Variational autoencoders have roughly the same architecture as autoencoders, but the training procedure differs a lot. Let’s take an ordinary autoencoder called Dobby. Now Dobby is given the task of mapping faces to 2D vectors and then back. After sometime, you see that Dobby is mapping faces to pose1 values like this:

We will call these Face1, Face2, and Face3 respectively. You are clearly not happy with this because of the things discussed in the previous section. So now you decide to mess with him. When Dobby maps input faces to values, you perturb them by adding a random Gaussian noise. If Dobby mapped a face to -1, due to your mischief, it can go to -0.2 or -1.4, or any other number with varying probability. Poor Dobby now has to make do with the new scheme of things, and somehow decode the perturbed values to get back the original face.

Let’s say that Dobby is trying to convert a 2D vector to a face, where the value of the pose attribute is 0. Now, it could have been so that the input face was originally encoded to 0, or that it was encoded to 1 and perturbed to 0, or perturbed from -1 to 0. The decoder doesn’t know. So Dobby will try to minimize the risk. If the input was actually Face1 or Face3, then generating a frontal face is a good strategy on average, since it wont be very different from the slightly left or slightly right face. It is anyways better than generating a very different face like he is doing right now. But what if the input was origianlly Face2, and there was no perturbation? Generating a frontal face would be really bad then. If only he would have encoded Face2 to some other value like -1.5, and frontal faces to 0, he wouldn’t have had to face this dilemma .So Dobby learns from his mistakes, and over time, changes the way it encodes faces, so that a frontal face gets a pose value of 0.

The perturbations will still trouble Dobby, but he has learnt to encode in a way that ensures he is able to decode something similar to the input face with high probability even with the perturbations.2

### Choosing the right loss function

Note that all we have achieved by using variational autoencoders, is that similar inputs get mapped close-by in the embedding space. So two points being similar in the input space will lead to lesser distance between their encoded values in the embedding space. I have not discussed what should be the similarity metric in the input space. But clearly, the choice will have profound impact on whatever representations the network would learn. The loss function $L(x,x')$ between input $x$ and reconstructed output $x'$ effectively acts as a similarity measure. Lesser the loss, more similar the images. In case of images, like the faces illustrated before, comparing two images pixel-wise seems to work well. So $L(x,x')$ is just the categorical crossentropy between actual and predicted pixel intensity values, averaged over all pixels of an image.

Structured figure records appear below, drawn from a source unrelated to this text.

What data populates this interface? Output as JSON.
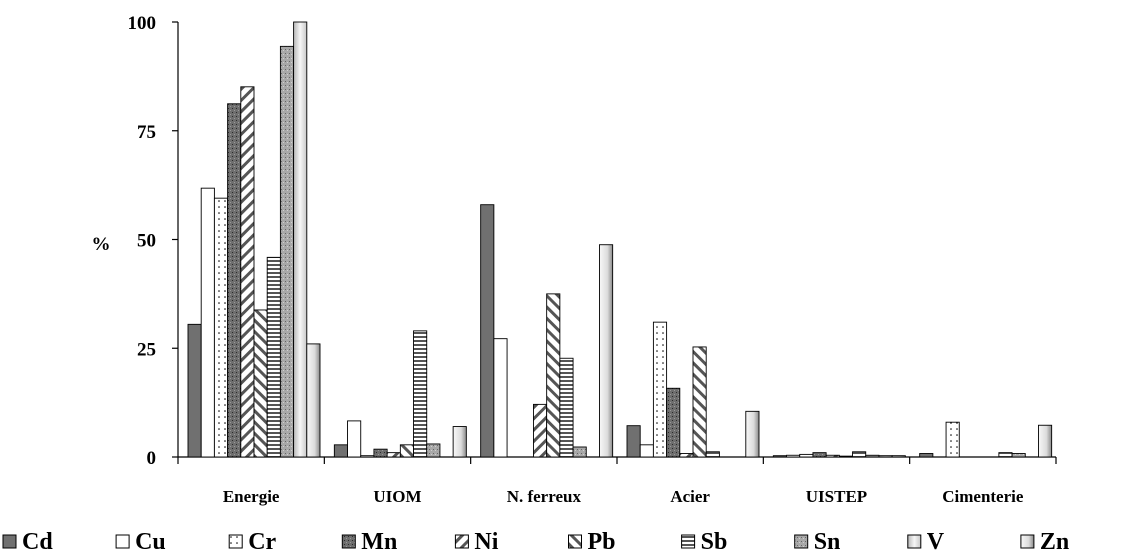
{
  "chart_data": {
    "type": "bar",
    "ylabel": "%",
    "ylim": [
      0,
      100
    ],
    "yticks": [
      0,
      25,
      50,
      75,
      100
    ],
    "categories": [
      "Energie",
      "UIOM",
      "N. ferreux",
      "Acier",
      "UISTEP",
      "Cimenterie"
    ],
    "series": [
      {
        "name": "Cd",
        "values": [
          30.5,
          2.8,
          58,
          7.2,
          0.3,
          0.8
        ]
      },
      {
        "name": "Cu",
        "values": [
          61.8,
          8.3,
          27.2,
          2.8,
          0.4,
          0
        ]
      },
      {
        "name": "Cr",
        "values": [
          59.5,
          0.3,
          0,
          31,
          0.6,
          8
        ]
      },
      {
        "name": "Mn",
        "values": [
          81.2,
          1.8,
          0,
          15.8,
          1,
          0
        ]
      },
      {
        "name": "Ni",
        "values": [
          85.1,
          1,
          12.1,
          0.8,
          0.4,
          0
        ]
      },
      {
        "name": "Pb",
        "values": [
          33.8,
          2.8,
          37.5,
          25.3,
          0.2,
          0
        ]
      },
      {
        "name": "Sb",
        "values": [
          45.9,
          29,
          22.7,
          1.2,
          1.2,
          1
        ]
      },
      {
        "name": "Sn",
        "values": [
          94.4,
          3,
          2.3,
          0,
          0.4,
          0.8
        ]
      },
      {
        "name": "V",
        "values": [
          100,
          0,
          0,
          0,
          0.3,
          0
        ]
      },
      {
        "name": "Zn",
        "values": [
          26,
          7,
          48.8,
          10.5,
          0.3,
          7.3
        ]
      }
    ],
    "legend_position": "bottom",
    "colors": {
      "Cd": "#707070",
      "Cu": "#ffffff",
      "Cr": "#ffffff",
      "Mn": "#6e6e6e",
      "Ni": "#ffffff",
      "Pb": "#ffffff",
      "Sb": "#ffffff",
      "Sn": "#a8a8a8",
      "V": "#e2e2e2",
      "Zn": "#e8e8e8"
    },
    "patterns": {
      "Cd": "solid-dark",
      "Cu": "solid-white",
      "Cr": "dotted",
      "Mn": "speckled-dark",
      "Ni": "wide-diagonal-up",
      "Pb": "wide-diagonal-down",
      "Sb": "horizontal-lines",
      "Sn": "speckled-gradient",
      "V": "light-gradient",
      "Zn": "light-gradient-edge"
    }
  }
}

Researchers have also used variational autoencoders to model sentences.3 But unfortunately, we are yet to come across a good similarity metric (or the loss function) for two sentences. Currently there are word-level comparisions to calculate similarity between sentences which is hardly enough. For example, “How are you?” and “Hello how are you?” are very similar sentences, but if we calculate the similarity by looking at words at corresponding positions (how vs hello, are vs how), the similarity can be very low. An additional roadblock is that whatever loss function you end up choosing must be differentiable for the model to be trained end-to-end.

Written by Kundan Krishna on 28th September 2017

1. Although I use the word “pose” value here, while training it is just a position in the 2D vector embedding. We call it the “pose” value after the model is trained because we note that changing it changes the pose of the generated faces.
2. This is an oversimplified childish description of the training procedure of variational autoencoders. The actual training differs. For example, while training variational autoencoders, the model itself chooses how much variance to put in the Gaussian noise, depending on the input, and is incentivised to choose a higher variance. Please have a look at this excellent tutorial from where I learnt about VAEs.
3. Bowman, Samuel R., et al. “Generating sentences from a continuous space.” arXiv preprint arXiv:1511.06349 (2015).